Die Menschen neben ihr klatschten. Die ältere Frau hatte die Hände in den Manteltaschen versenkt und den Kopf gebeugt, um sich vor Wind und Regen zu schützen. Sie hatte Tränen in den Augen.
Am Podium erhob der Sprecher die Arme, als er seine Rede beendete. Die Frau hatte ihm zugehört. Den folgenden Vorträgen schenkte sie kaum Beachtung. Die Worte nahm sie wahr, aber sie konnte sie nicht begreifen. Zwischendurch vernahm die Frau nur noch den euphorischen Applaus der Menschenmenge.

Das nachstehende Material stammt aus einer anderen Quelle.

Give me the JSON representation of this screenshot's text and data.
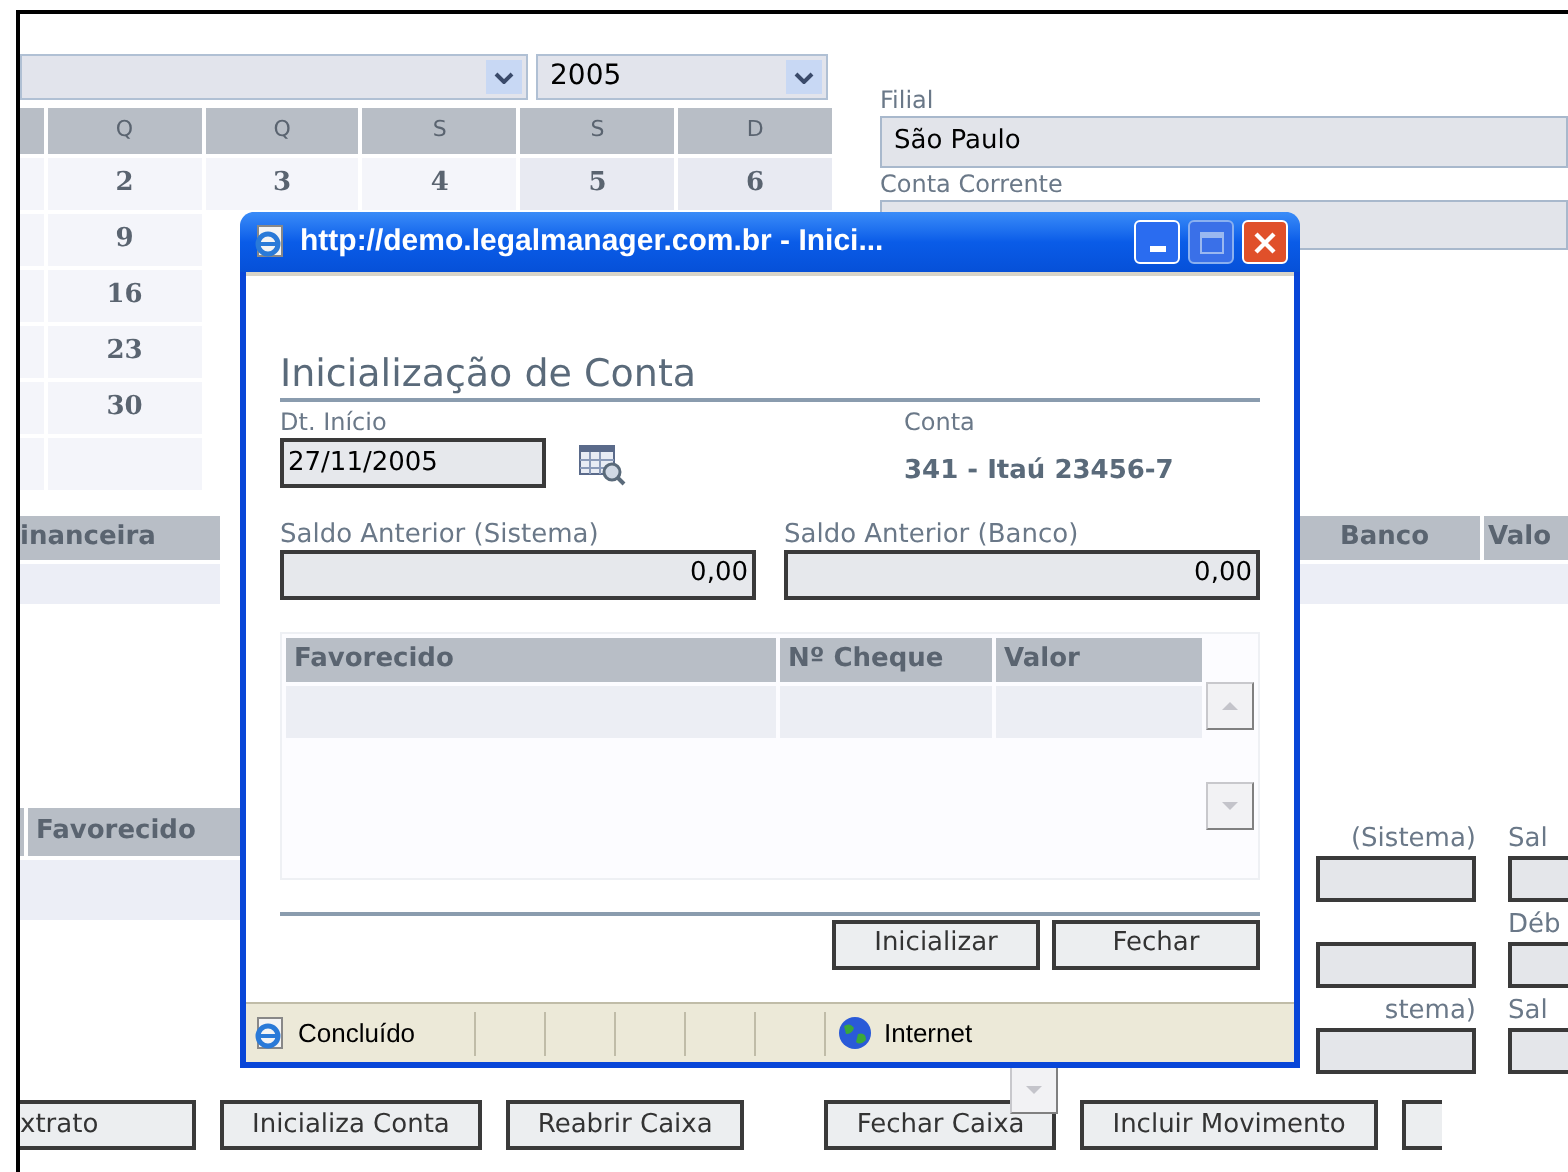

Alle, die hier standen, waren gegen den Krieg. Die Frau war auch gegen den Krieg, gegen jeden Krieg. Seit Wochen gab es nur noch ein Thema. „Angriff gegen den Irak.“ Nachdem die Flugzeuge in die Zwillingstürme in New York geflogen waren, wusste sie, dass es Krieg geben würde.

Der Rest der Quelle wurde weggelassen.